Today I finished up a spinning project that has taken me a L O N G time. Not because it was particularly taxing, more that life is busy and I live in a small space. Every time I spin I bring my wheel up from the basement. If I stop in the middle of a project (which I often do because I have small children… and — gasp! — responsibilities beyond the fiber world), we all trip over my wheel until I wrap up the work. When it involves an overnight stay upstairs, my wheel ends up on my kitchen table to insure our puppy — 7month old lab superstar, MooseBurger — does not get any fancy ideas about turning my beloved wheel into a chew toy (he is an angel and would never, but I’m not taking chances). As you can imagine, all this relocating and stopping & starting can sometimes turn 4oz of fiber into a weeks long project. Can I just say though, that it is so worth it.
Let me introduce to you the latest addition to my yarn stash. This is a handpainted roving I purchased from Cloudlover a few months ago (don’t hate me for the time lapse — remember all the moving involved!). I always love the job Natalie at Cloudlover does with her roving. I adore that she often takes color inspiration from current trends, stirs them ever so slightly, & translates it all magically into these wholly unique, beautiful braids. I don’t know how she does it, but I never want her to stop!
This lovely braid was the Illustrus colorway in an 80% merino – 20% silk blend. I spun the single for the yarn at a lace weight and yes, it almost killed me it took so long. Don’t get me wrong, I love spinning and I don’t mind that it takes time. Sometimes though… when I know it’s going to be beautiful…. the wait from roving to finished yarn can feel… very long. But I digress.
Knowing it would be exceptionally light if I just did a 2-ply with it, I decided to be a tad more ambitious and try Navajo plying.
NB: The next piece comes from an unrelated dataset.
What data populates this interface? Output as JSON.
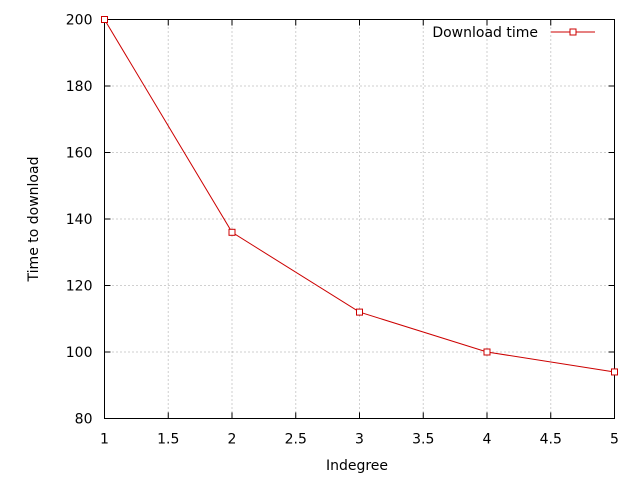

Now I had toyed with Navajo plying before with some leftovers so I knew I could do it. I practiced with some ‘lesser yarn’ I had lying around before setting this single up. The start of the plying was a little less than spectacular. So excited that I had a couple of hours to get going on the plying while my kids were at school, I raced to get set-up and going. After over 30 minutes fighting with the technique and it just not working, I set it aside. Flabbergasted I grabbed some alpaca roving I had nearby to try to cleanse my palate. As I reached to get the wheel spinning I realized the problem. Yes. It helps to spin the wheel in the correct direction (sometimes I am less than a genius). Back to the plying, it went smoothly from there on out.
I won’t lie to you, it is not perfect. Ironically, as a knitting instructor I tell my students all the time to not be too hard on themselves for little imperfections. I love little inconsistencies in the yarns I buy. I actually love those little spots where the dye is just a bit different. I like the impression that human hands have touched the very materials I am using. When I spin yarn that isn’t perfect though, I tend to focus on the 2 or 3 spots that could be better. With this skein, I am embarking on an attempt to appreciate my handspun for what it is and to be thankful. Despite the hurdles and inconveniences this hobby poses around my house, I appreciate every moment that I get to pursue it. I love that I get to create a yarn that has my own imperfections, my own little signature. I was here. I made this. And it is lovely.